Dwight D. Eisenhower's birthday
Military man and U.S. President Dwight David “Ike” Eisenhower was born on October 14th, 1890, in Denison, Texas. Ike, as was his childhood nickname, was raised in Abilene, Kansas, the third of seven sons. He attended Abilene High School, where he excelled in sports, and graduated in 1909. Unable to attend university like he wanted, Dwight ended up enrolling in the Naval Academy at the behest of a friend. However, being over the age limit, Dwight instead went to the U.S. Military Academy in West Point. He graduated from the Academy in 1915 and was stationed in Texas as a second lieutenant; during this time he met Mamie Geneva Doud, whom he married in 1916 and remained together until his death in 1969.
At the beginning of his Army career, Eisenhower served in logistics and then the infantry across various camps in Texas and Georgia.
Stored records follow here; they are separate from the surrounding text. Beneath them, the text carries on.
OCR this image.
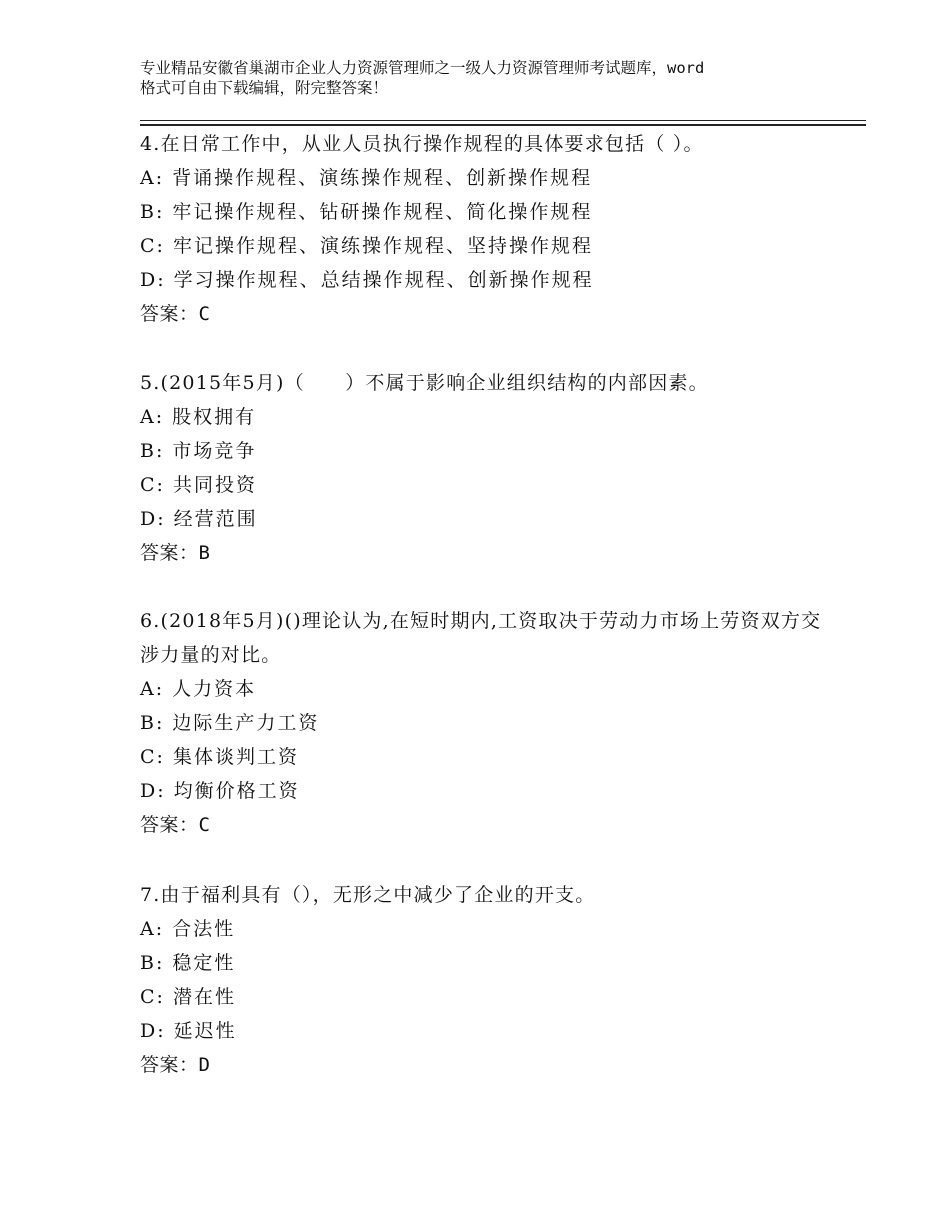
专业精品安徽省巢湖市企业人力资源管理师之一级人力资源管理师考试题库，word
格式可自由下载编辑，附完整答案！

4.在日常工作中，从业人员执行操作规程的具体要求包括（ ）。

A: 背诵操作规程、演练操作规程、创新操作规程

B: 牢记操作规程、钻研操作规程、简化操作规程

C: 牢记操作规程、演练操作规程、坚持操作规程

D: 学习操作规程、总结操作规程、创新操作规程

答案：C

5.(2015年5月)（　　）不属于影响企业组织结构的内部因素。

A: 股权拥有

B: 市场竞争

C: 共同投资

D: 经营范围

答案：B

6.(2018年5月)()理论认为,在短时期内,工资取决于劳动力市场上劳资双方交涉力量的对比。

A: 人力资本

B: 边际生产力工资

C: 集体谈判工资

D: 均衡价格工资

答案：C

7.由于福利具有（），无形之中减少了企业的开支。

A: 合法性

B: 稳定性

C: 潜在性

D: 延迟性

答案：D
In 1918, when the U.S. entered World War I, he was appointed to Camp Meade, in Maryland, with the 65th Engineers. Dwight later received orders to go to France, but ended up in the tank training center, where he was promoted to captain and eventually received the Distinguished Service Medal, although he never saw active combat. Following the war, Eisenhower was assigned to the Panama Canal Zone from 1922 to 1924 and afterwards attended the Army’s Command and General Staff School at Fort Leavenworth, Kansas, graduating first of his class in 1926. Then he was finally allowed to serve in France, but had to return once World War II broke out.
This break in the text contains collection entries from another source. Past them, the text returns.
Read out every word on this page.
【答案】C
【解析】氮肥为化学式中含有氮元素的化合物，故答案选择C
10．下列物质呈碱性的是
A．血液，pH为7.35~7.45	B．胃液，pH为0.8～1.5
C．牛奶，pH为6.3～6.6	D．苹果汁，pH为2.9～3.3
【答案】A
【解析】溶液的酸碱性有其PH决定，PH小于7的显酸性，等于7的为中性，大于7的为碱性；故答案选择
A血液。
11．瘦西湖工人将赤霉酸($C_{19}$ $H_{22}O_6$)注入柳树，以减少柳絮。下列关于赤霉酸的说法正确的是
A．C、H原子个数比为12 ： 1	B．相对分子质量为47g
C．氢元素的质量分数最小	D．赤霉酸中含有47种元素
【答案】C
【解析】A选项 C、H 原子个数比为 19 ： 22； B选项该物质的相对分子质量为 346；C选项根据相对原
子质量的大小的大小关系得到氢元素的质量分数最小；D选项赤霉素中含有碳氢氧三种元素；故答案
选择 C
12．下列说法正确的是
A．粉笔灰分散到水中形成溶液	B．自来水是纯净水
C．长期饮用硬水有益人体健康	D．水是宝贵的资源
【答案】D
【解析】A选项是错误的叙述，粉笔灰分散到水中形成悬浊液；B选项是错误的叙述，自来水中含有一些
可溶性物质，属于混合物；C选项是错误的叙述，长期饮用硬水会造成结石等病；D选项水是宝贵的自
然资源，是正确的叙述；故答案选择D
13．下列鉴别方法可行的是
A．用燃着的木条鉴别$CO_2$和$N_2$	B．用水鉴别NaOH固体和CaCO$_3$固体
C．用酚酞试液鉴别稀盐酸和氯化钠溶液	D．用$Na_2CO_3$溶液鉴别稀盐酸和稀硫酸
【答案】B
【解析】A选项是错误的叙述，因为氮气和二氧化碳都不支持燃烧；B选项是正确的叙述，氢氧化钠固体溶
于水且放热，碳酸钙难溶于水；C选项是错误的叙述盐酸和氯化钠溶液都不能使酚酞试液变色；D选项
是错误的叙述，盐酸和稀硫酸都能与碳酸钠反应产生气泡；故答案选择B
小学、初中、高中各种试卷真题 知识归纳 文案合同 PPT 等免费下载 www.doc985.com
After the United States entered WWII, Army Chief of Staff Gen. George C. Marshall appointed Eisenhower as army war plans division. In 1941, Dwight was promoted from the rank of colonel to brigadier general. A year later he was made major general and head of operations division of the War Department. In this role, he oversaw the Allied Forces invasions of North Africa in 1942 before commanding the invasions of France (D-Day) and Germany. After the end of the war, he served as Army Chief of Staff (from 1945 to 1948), as president of Columbia University (between 1948 and 1953) and as the first Supreme Commander of NATO in 1951.
In 1952, encouraged by fellow Republican partisans, Eisenhower ran for the U.S. Presidency under the slogan “I like Ike.” He easily won the election by a landslide and became the 34th President, with Richard Nixon in the vice presidency. Having taken office amid the Korean War, ending it was one of main concerns while president, as well as stopping the spread of communism and reducing budget deficits and nuclear warfare. Eisenhower ran for a second term in 1956, once more winning amply. This second term was marked by the end of racial segregation, the Space Race, the cuban missile crisis, and tensions with the Soviet Union. Although not all of his policies had always been well received, Eisenhower still remained a popular president when he left the White House in 1961.
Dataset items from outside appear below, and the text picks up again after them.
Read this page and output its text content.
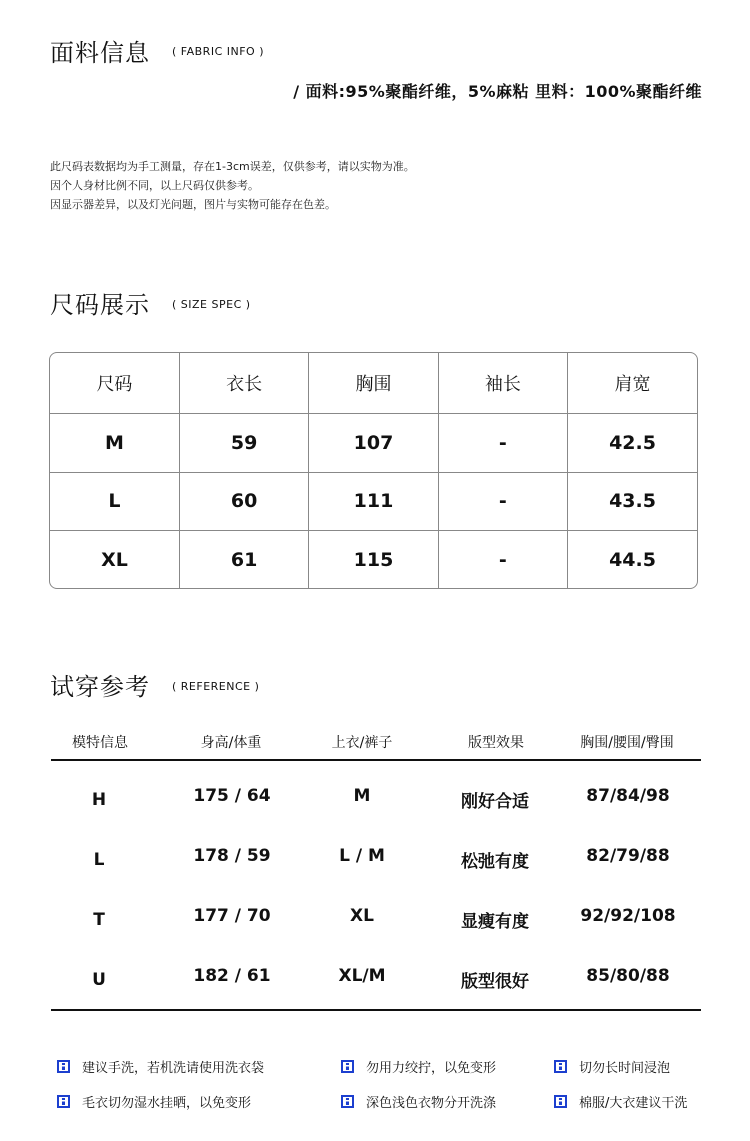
面料信息 ( FABRIC INFO )
/ 面料:95%聚酯纤维，5%麻粘 里料：100%聚酯纤维
此尺码表数据均为手工测量，存在1-3cm误差，仅供参考，请以实物为准。
因个人身材比例不同，以上尺码仅供参考。
因显示器差异，以及灯光问题，图片与实物可能存在色差。
尺码展示 ( SIZE SPEC )
尺码	衣长	胸围	袖长	肩宽
M	59	107	-	42.5
L	60	111	-	43.5
XL	61	115	-	44.5
试穿参考 ( REFERENCE )
模特信息	身高/体重	上衣/裤子	版型效果	胸围/腰围/臀围
H	175 / 64	M	刚好合适	87/84/98
L	178 / 59	L / M	松弛有度	82/79/88
T	177 / 70	XL	显瘦有度	92/92/108
U	182 / 61	XL/M	版型很好	85/80/88
H 建议手洗，若机洗请使用洗衣袋	H 勿用力绞拧，以免变形	H 切勿长时间浸泡
H 毛衣切勿湿水挂晒，以免变形	H 深色浅色衣物分开洗涤	H 棉服/大衣建议干洗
Even though he still participated in political events from time to time, Dwight spent the majority of his retirement and final years on a farm in Gettysburg, Pennsylvania, where he wrote his memoirs. He published Mandate for Change (1963,) Waging Peace (1965,) and At Ease: Stories I Tell to Friends (1967.) On March 28th, 1969, Eisenhower passed away due to congestive heart failure in Washington D.C., at the age of 78.